Dan Brown, seorang Peneliti yang kebetulan Penulis


Saya penggemar fiksi thriller, khususnya genre legal, techno dan scientific. Bacaan sejenis ini dapat dengan mudah kita temui di jajaran buku sastra popular -best seller- jaman sekarang. Legal thriller akan kita temukan pada karya-karya Grisham, sedangkan untuk techno dan scientific, kita dapat menikmati karya Dan Brown, penulis yang melejit garagara Da Vinci Code. Karakter Brown yang menggilai kriftografi dan kode memungkinkan Brown membawa tema berbau rahasia ke dalam tulisannya. Hal ini diperkuat lagi

dengan tambahan tema anti dan kontra dalam beberapa novelnya. Novel terlarisnya, Da Vinci Code, walaupun isinya menunjukkan sikap anti-kristen, tetapi justru bukunya merupakan cerita motivator yang dipergunakan sebagai katalis introspeksi, eksplorasi dalam diskusi dan debat religi.
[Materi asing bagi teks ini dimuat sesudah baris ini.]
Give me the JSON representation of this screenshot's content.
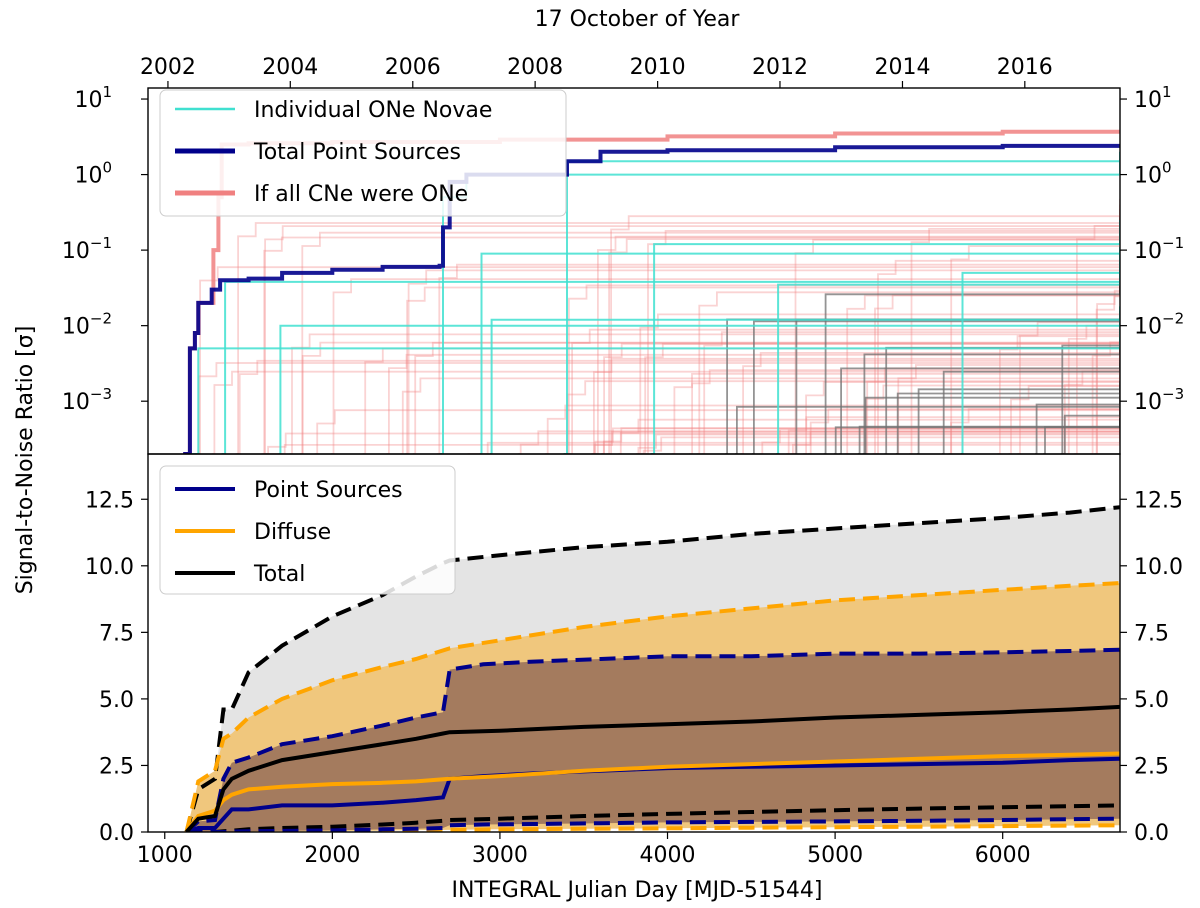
{
  "figure": {
    "ylabel": "Signal-to-Noise Ratio [σ]",
    "xlabel": "INTEGRAL Julian Day [MJD-51544]",
    "top_xlabel": "17 October of Year"
  },
  "chart_data": [
    {
      "type": "line",
      "panel": "top",
      "yscale": "log",
      "ylim": [
        0.0002,
        14
      ],
      "xlim": [
        900,
        6700
      ],
      "grid": false,
      "legend_position": "top-left",
      "y_ticks": [
        {
          "value": 10,
          "base": "10",
          "exp": "1"
        },
        {
          "value": 1,
          "base": "10",
          "exp": "0"
        },
        {
          "value": 0.1,
          "base": "10",
          "exp": "−1"
        },
        {
          "value": 0.01,
          "base": "10",
          "exp": "−2"
        },
        {
          "value": 0.001,
          "base": "10",
          "exp": "−3"
        }
      ],
      "top_x_ticks": [
        {
          "label": "2002",
          "x": 1019
        },
        {
          "label": "2004",
          "x": 1749
        },
        {
          "label": "2006",
          "x": 2480
        },
        {
          "label": "2008",
          "x": 3210
        },
        {
          "label": "2010",
          "x": 3941
        },
        {
          "label": "2012",
          "x": 4671
        },
        {
          "label": "2014",
          "x": 5402
        },
        {
          "label": "2016",
          "x": 6132
        }
      ],
      "colors": {
        "novae": "#40e0d0",
        "total": "#00008b",
        "all_one": "#f08080"
      },
      "series": [
        {
          "name": "Individual ONe Novae",
          "color": "#40e0d0",
          "individual": [
            {
              "start": 1160,
              "points": [
                [
                  1160,
                  0.0002
                ],
                [
                  1200,
                  0.005
                ],
                [
                  6700,
                  0.012
                ]
              ]
            },
            {
              "start": 1340,
              "points": [
                [
                  1340,
                  0.0002
                ],
                [
                  1360,
                  0.038
                ],
                [
                  6700,
                  0.07
                ]
              ]
            },
            {
              "start": 1680,
              "points": [
                [
                  1680,
                  0.0002
                ],
                [
                  1690,
                  0.01
                ],
                [
                  6700,
                  0.013
                ]
              ]
            },
            {
              "start": 2640,
              "points": [
                [
                  2640,
                  0.0002
                ],
                [
                  2660,
                  0.5
                ],
                [
                  2800,
                  1.0
                ],
                [
                  6700,
                  1.6
                ]
              ]
            },
            {
              "start": 2880,
              "points": [
                [
                  2880,
                  0.0002
                ],
                [
                  2890,
                  0.09
                ],
                [
                  6700,
                  0.1
                ]
              ]
            },
            {
              "start": 2940,
              "points": [
                [
                  2940,
                  0.0002
                ],
                [
                  2950,
                  0.012
                ],
                [
                  6700,
                  0.018
                ]
              ]
            },
            {
              "start": 3380,
              "points": [
                [
                  3380,
                  0.0002
                ],
                [
                  3400,
                  1.5
                ],
                [
                  6700,
                  2.0
                ]
              ]
            },
            {
              "start": 3900,
              "points": [
                [
                  3900,
                  0.0002
                ],
                [
                  3920,
                  0.12
                ],
                [
                  6700,
                  0.25
                ]
              ]
            },
            {
              "start": 4650,
              "points": [
                [
                  4650,
                  0.0002
                ],
                [
                  4660,
                  0.035
                ],
                [
                  6700,
                  0.05
                ]
              ]
            },
            {
              "start": 5750,
              "points": [
                [
                  5750,
                  0.0002
                ],
                [
                  5760,
                  0.05
                ],
                [
                  6700,
                  0.11
                ]
              ]
            }
          ]
        },
        {
          "name": "Total Point Sources",
          "color": "#00008b",
          "points": [
            [
              1110,
              0.0002
            ],
            [
              1140,
              0.0002
            ],
            [
              1150,
              0.005
            ],
            [
              1180,
              0.008
            ],
            [
              1200,
              0.02
            ],
            [
              1270,
              0.02
            ],
            [
              1280,
              0.03
            ],
            [
              1330,
              0.04
            ],
            [
              1500,
              0.042
            ],
            [
              1700,
              0.05
            ],
            [
              2000,
              0.055
            ],
            [
              2300,
              0.06
            ],
            [
              2640,
              0.062
            ],
            [
              2660,
              0.2
            ],
            [
              2700,
              0.8
            ],
            [
              2800,
              1.0
            ],
            [
              3400,
              1.5
            ],
            [
              3600,
              2.0
            ],
            [
              4000,
              2.1
            ],
            [
              5000,
              2.3
            ],
            [
              6000,
              2.4
            ],
            [
              6700,
              2.5
            ]
          ]
        },
        {
          "name": "If all CNe were ONe",
          "color": "#f08080",
          "points": [
            [
              1110,
              0.0002
            ],
            [
              1140,
              0.0002
            ],
            [
              1150,
              0.005
            ],
            [
              1180,
              0.008
            ],
            [
              1200,
              0.02
            ],
            [
              1270,
              0.02
            ],
            [
              1290,
              0.1
            ],
            [
              1320,
              0.5
            ],
            [
              1340,
              2.5
            ],
            [
              1500,
              2.6
            ],
            [
              2000,
              2.7
            ],
            [
              3000,
              2.9
            ],
            [
              4000,
              3.2
            ],
            [
              5000,
              3.5
            ],
            [
              6000,
              3.7
            ],
            [
              6700,
              3.8
            ]
          ]
        }
      ]
    },
    {
      "type": "area",
      "panel": "bottom",
      "ylim": [
        0,
        14.2
      ],
      "xlim": [
        900,
        6700
      ],
      "grid": false,
      "legend_position": "top-left",
      "y_ticks": [
        0.0,
        2.5,
        5.0,
        7.5,
        10.0,
        12.5
      ],
      "x_ticks": [
        1000,
        2000,
        3000,
        4000,
        5000,
        6000
      ],
      "colors": {
        "point": "#00008b",
        "diffuse": "#ffa500",
        "total": "#000000",
        "band_total": "#e4e4e4",
        "band_diffuse": "#f0c77d",
        "band_point": "#a47b5e"
      },
      "series": [
        {
          "name": "Point Sources",
          "color": "#00008b",
          "x": [
            1130,
            1200,
            1300,
            1350,
            1400,
            1500,
            1700,
            2000,
            2300,
            2500,
            2660,
            2700,
            2900,
            3200,
            3600,
            4000,
            4500,
            5000,
            5500,
            6000,
            6400,
            6700
          ],
          "value": [
            0,
            0.15,
            0.15,
            0.5,
            0.85,
            0.85,
            1.0,
            1.0,
            1.1,
            1.2,
            1.3,
            2.0,
            2.1,
            2.2,
            2.3,
            2.4,
            2.45,
            2.5,
            2.55,
            2.6,
            2.7,
            2.75
          ],
          "upper": [
            0,
            0.4,
            0.45,
            2.0,
            2.6,
            2.8,
            3.3,
            3.6,
            4.0,
            4.3,
            4.5,
            6.1,
            6.3,
            6.4,
            6.5,
            6.6,
            6.6,
            6.7,
            6.7,
            6.75,
            6.8,
            6.85
          ],
          "lower": [
            0,
            0,
            0,
            0,
            0.02,
            0.03,
            0.04,
            0.06,
            0.1,
            0.12,
            0.15,
            0.25,
            0.28,
            0.3,
            0.33,
            0.36,
            0.38,
            0.4,
            0.42,
            0.45,
            0.48,
            0.5
          ]
        },
        {
          "name": "Diffuse",
          "color": "#ffa500",
          "x": [
            1130,
            1200,
            1300,
            1350,
            1400,
            1500,
            1700,
            2000,
            2300,
            2500,
            2700,
            3000,
            3500,
            4000,
            4500,
            5000,
            5500,
            6000,
            6400,
            6700
          ],
          "value": [
            0,
            0.6,
            0.8,
            1.2,
            1.4,
            1.6,
            1.7,
            1.8,
            1.85,
            1.9,
            2.0,
            2.1,
            2.3,
            2.45,
            2.55,
            2.65,
            2.75,
            2.85,
            2.9,
            2.95
          ],
          "upper": [
            0,
            1.9,
            2.3,
            3.5,
            3.7,
            4.3,
            5.0,
            5.7,
            6.2,
            6.5,
            6.9,
            7.2,
            7.7,
            8.1,
            8.4,
            8.7,
            8.9,
            9.1,
            9.25,
            9.35
          ],
          "lower": [
            0,
            0,
            0,
            0,
            0,
            0,
            0.02,
            0.03,
            0.05,
            0.07,
            0.08,
            0.1,
            0.12,
            0.14,
            0.16,
            0.18,
            0.2,
            0.22,
            0.24,
            0.25
          ]
        },
        {
          "name": "Total",
          "color": "#000000",
          "x": [
            1130,
            1200,
            1300,
            1350,
            1400,
            1500,
            1700,
            2000,
            2300,
            2500,
            2660,
            2700,
            3000,
            3500,
            4000,
            4500,
            5000,
            5500,
            6000,
            6400,
            6700
          ],
          "value": [
            0,
            0.5,
            0.6,
            1.6,
            2.0,
            2.3,
            2.7,
            3.0,
            3.3,
            3.5,
            3.7,
            3.75,
            3.8,
            3.95,
            4.05,
            4.15,
            4.3,
            4.4,
            4.5,
            4.6,
            4.7
          ],
          "upper": [
            0,
            1.6,
            2.0,
            4.6,
            4.6,
            6.0,
            7.0,
            8.1,
            8.9,
            9.6,
            10.1,
            10.2,
            10.4,
            10.7,
            10.9,
            11.2,
            11.4,
            11.6,
            11.8,
            12.0,
            12.2
          ],
          "lower": [
            0,
            0,
            0,
            0.03,
            0.05,
            0.1,
            0.15,
            0.2,
            0.28,
            0.35,
            0.42,
            0.45,
            0.5,
            0.6,
            0.68,
            0.75,
            0.82,
            0.88,
            0.93,
            0.97,
            1.0
          ]
        }
      ]
    }
  ]
}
Begitu juga dalam novelnya yang lain, Digital Fortress (DF) dan Deception Point (DP), menunjukkan sikap anti-Amerika, tapi lagi-lagi dampaknya merupakan kebalikannya. Beberapa teman saya yang membaca buku-buku diatas merasakan hal yang sama, bukannya terperdaya alih-alih mengagumi betapa hebatnya pemerintahan Amerika. Brown memang HUMAS jempolan untuk pemerintahan Amerika. Cuma sayangnya, dalam cerita DF dan DP ini, saya menemukan banyak sekali persamaan, mirip malah, padahal tahun penerbitannya terpaut enam tahun. Tapi hal ini tidak menutup kemungkinan kalau Brown menulis dua buku pada saat yang sama. Stephen King pernah memberitahukan hal seperti ini dalam novelnya, Bag of Bones. Dilatarbelakangi oleh dunia musik, Brown yang pernah menjadi pencipta lagu pada awal karirnya -menurut saya- sangat memungkinkan bila dia terbiasa menulis hal yang sama berulang-ulang. Ketika seseorang menciptakan lagu -dengan keterbatasan not dan inspirasi- pasti mereka hanya tertarik untuk menulis lagu dari genre yang sama kan? Ingat saja lagu-lagu Rod Stewart atau Kahitna, hampir semua terdengar sama. Mungkin hal inilah yang menyebabkan Brown seperti itu. Ketertarikannya terhadap sains-lah yang sangat menonjol darinya. Brown bukan seorang scientist, dia seorang guru Bahasa Inggris yang mempunyai hobi bermusik. Tetapi kemauan untuk risetnya menandingi para alumni Ilmu Murni atau Engineering sekalipun. Ilmuwan mana yang bersedia mengorekngorek tentang Anti-Materi, Riset Vatikan, Chrondules, Produk NASA, Struktur Kutub dan lapisan es, Illuminati, Kriftografi dan Politik sekaligus? Riset dalam berbagai bahasa yang berbeda pula? Ketertarikannya tentang ilmu pengetahuan-lah (dibahasakan oleh Ian Cadwell dan Dustin Thomason sebagai observasi) yang harus dicontoh oleh para pembacanya yang berniat menjadi penulis (atau penulis-penulis lain). Sehingga betul-betul menghasilkan karya tulis yang berisi dan tidak asal ketik.

Tapi ingat, The Wise Old Man pernah bilang: Mencuplik dari satu sumber adalahPlagiarism, tapi mencuplik dari berbagai sumber adalah Riset , saya kira inilah rahasianya Dan Brown.